Want to Make a Black Man Less Threatening? Add Cake
The thing that makes my boyfriend “safe” in public spaces

My boyfriend is a black Peruvian. By Peruvian standards, he is tall. He has some build, or, how do I say it, he doesn’t look like he misses many meals.
People are afraid of him when he walks in the streets here in Lima. They stare. Men protectively hold their girlfriends closer. WTF?
People instinctively pat their cell phones. Stop mid-bite in their sandwiches. Let half-sentences hang in the air. You get the picture.
When he hails a taxi, the drivers look at him and say, “You’re not gonna rob me, are you?” What ever happened to “Good afternoon?”
The ride is anything but relaxing. He tries not to make sudden moves, or even look at his cellphone. Taxis might think he is coordinating an attack with his buddies at the arrival point.
When the ride ends without a scratch, my boyfriend hands over the money. The driver says, “Phew. I thought you were gonna rob me.” This has happened many times.
I talked to my brother who says cultural competence is pie in the sky. “We’re never gonna get it,” he says. I’m not so pessimistic, but I see his point. There are too many hurdles. With racism, it’s more like a triathlon. But there’s one thing that turns people around.
Cake.
When my boyfriend carries a cake in a cake box, the sun comes out. People smile at him like they’re sharing an inside joke. They nod, give him soft eyes. You can practically see butterflies and rainbows in the air. Danger is in the beholder's eye.

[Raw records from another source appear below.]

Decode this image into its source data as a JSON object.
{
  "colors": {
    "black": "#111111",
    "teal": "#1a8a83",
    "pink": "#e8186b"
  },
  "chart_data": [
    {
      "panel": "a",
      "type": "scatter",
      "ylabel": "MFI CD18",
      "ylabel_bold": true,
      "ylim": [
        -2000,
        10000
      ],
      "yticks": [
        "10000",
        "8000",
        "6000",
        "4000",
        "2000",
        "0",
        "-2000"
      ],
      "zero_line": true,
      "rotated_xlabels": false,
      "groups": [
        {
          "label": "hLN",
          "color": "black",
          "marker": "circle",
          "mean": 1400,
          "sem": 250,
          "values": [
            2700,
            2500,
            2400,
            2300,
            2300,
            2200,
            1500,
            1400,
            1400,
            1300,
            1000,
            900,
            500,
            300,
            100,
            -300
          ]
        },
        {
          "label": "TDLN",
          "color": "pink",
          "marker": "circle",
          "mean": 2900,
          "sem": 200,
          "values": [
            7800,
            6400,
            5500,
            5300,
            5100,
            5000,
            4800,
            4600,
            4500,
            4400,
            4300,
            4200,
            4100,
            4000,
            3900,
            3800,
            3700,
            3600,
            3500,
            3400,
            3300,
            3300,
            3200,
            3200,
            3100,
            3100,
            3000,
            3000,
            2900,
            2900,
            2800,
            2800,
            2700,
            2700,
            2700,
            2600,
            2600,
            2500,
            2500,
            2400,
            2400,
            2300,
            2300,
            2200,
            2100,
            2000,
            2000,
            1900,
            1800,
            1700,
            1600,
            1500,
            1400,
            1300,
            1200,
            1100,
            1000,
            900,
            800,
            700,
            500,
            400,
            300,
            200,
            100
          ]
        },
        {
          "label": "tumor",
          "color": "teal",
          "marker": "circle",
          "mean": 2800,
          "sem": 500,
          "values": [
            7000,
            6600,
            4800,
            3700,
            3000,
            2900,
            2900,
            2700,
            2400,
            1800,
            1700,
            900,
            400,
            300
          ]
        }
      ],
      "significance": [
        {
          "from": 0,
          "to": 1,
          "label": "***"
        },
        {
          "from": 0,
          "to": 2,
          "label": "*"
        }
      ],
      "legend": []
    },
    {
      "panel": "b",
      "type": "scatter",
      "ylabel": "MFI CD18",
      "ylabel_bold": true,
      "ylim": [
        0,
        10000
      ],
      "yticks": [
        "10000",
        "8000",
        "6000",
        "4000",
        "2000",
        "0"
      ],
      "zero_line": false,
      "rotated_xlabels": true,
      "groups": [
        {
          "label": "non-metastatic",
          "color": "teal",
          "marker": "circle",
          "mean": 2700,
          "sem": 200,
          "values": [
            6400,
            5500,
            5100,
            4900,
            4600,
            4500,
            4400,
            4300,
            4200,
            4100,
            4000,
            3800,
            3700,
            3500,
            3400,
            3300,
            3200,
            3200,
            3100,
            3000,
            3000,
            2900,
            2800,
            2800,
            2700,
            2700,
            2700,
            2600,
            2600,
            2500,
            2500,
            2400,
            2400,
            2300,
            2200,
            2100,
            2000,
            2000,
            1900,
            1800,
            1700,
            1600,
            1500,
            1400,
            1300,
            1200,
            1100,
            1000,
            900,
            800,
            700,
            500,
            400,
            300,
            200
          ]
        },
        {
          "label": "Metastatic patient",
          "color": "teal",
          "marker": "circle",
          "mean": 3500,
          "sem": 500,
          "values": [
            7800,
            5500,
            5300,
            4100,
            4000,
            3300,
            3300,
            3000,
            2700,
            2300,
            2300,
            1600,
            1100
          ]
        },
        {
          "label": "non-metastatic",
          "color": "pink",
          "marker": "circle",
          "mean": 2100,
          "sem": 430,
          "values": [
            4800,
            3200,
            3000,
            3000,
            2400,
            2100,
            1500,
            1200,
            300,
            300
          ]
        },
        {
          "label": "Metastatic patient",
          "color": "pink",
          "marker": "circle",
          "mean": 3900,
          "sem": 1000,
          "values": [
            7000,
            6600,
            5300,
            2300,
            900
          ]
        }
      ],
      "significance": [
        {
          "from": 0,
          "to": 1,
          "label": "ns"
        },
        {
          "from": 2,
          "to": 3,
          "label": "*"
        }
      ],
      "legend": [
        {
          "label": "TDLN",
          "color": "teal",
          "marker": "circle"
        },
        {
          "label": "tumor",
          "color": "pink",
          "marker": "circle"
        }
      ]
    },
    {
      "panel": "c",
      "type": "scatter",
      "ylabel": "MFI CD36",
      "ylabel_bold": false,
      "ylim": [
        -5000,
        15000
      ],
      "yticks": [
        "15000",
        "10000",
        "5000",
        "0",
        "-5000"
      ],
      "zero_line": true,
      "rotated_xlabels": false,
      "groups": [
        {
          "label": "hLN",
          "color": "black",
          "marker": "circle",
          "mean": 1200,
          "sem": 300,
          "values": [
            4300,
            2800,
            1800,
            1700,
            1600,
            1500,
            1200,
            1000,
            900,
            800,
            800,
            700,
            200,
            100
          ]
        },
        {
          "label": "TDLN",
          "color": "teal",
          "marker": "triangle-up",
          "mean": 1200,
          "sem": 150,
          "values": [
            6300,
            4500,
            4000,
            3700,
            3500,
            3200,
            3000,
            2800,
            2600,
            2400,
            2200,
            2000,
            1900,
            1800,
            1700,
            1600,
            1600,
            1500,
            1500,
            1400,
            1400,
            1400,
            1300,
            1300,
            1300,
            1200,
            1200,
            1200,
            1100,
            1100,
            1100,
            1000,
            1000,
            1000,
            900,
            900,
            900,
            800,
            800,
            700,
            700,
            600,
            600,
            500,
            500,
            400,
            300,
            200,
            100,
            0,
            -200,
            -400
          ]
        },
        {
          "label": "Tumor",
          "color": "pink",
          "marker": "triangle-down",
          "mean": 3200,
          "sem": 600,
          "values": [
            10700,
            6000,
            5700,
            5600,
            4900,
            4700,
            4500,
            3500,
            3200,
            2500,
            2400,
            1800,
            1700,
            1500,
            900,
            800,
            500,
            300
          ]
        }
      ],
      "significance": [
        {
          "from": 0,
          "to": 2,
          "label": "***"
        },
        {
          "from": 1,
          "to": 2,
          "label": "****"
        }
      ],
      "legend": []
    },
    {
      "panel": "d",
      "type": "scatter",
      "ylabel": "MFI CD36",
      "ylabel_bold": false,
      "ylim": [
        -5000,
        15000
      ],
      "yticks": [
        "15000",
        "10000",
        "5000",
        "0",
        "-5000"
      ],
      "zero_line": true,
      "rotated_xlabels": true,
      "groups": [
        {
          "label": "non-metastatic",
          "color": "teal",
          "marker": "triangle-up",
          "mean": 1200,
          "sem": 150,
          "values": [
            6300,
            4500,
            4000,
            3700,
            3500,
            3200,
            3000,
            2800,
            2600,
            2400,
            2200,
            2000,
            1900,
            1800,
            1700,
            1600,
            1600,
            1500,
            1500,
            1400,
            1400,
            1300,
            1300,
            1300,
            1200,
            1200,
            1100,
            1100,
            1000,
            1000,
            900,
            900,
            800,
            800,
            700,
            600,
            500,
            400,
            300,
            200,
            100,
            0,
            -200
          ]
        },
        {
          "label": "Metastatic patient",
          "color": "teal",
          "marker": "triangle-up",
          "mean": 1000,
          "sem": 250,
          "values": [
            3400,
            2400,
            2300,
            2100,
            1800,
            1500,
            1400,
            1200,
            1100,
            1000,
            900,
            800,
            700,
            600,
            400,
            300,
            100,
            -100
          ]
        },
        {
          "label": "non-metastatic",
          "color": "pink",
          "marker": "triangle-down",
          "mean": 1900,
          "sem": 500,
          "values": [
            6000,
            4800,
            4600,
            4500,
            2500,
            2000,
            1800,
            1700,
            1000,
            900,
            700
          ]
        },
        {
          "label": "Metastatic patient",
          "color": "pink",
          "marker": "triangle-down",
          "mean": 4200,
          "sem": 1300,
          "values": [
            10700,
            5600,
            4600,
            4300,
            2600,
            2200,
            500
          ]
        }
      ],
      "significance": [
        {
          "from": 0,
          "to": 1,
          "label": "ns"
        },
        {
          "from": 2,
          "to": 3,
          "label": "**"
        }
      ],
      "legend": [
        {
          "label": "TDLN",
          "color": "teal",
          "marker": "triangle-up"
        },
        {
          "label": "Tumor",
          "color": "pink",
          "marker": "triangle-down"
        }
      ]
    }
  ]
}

He’s still the same large, black man, but he carries a symbol of family. When people see him carrying the cake box, they probably picture him sitting at a table with his grandmother, chortling and passing the spaghetti and tea. I’m not sure. But people treat him completely differently.
Even on the bus. When we hopped on the bus, he was holding his cake box for Father’s Day. An elderly woman in the reserved seating said to her companion, “We should get up and give him a seat so his cake doesn’t fall.”
I guess deviants don’t eat cake. They’re partial to other goodies, like snails and puppy-dog tails. Or maybe pizza.
Peruvians love food. Food is love. So, when they see my boyfriend with cake, they are reminded of love.
I wish he didn’t have to dazzle people into treating him like just another guy. Do people need to find markers to prove the safety of a black person they see on the street? I wish the answer was no.
We joke he should walk around with an empty cake box. I can’t be buying cake every time we go outside.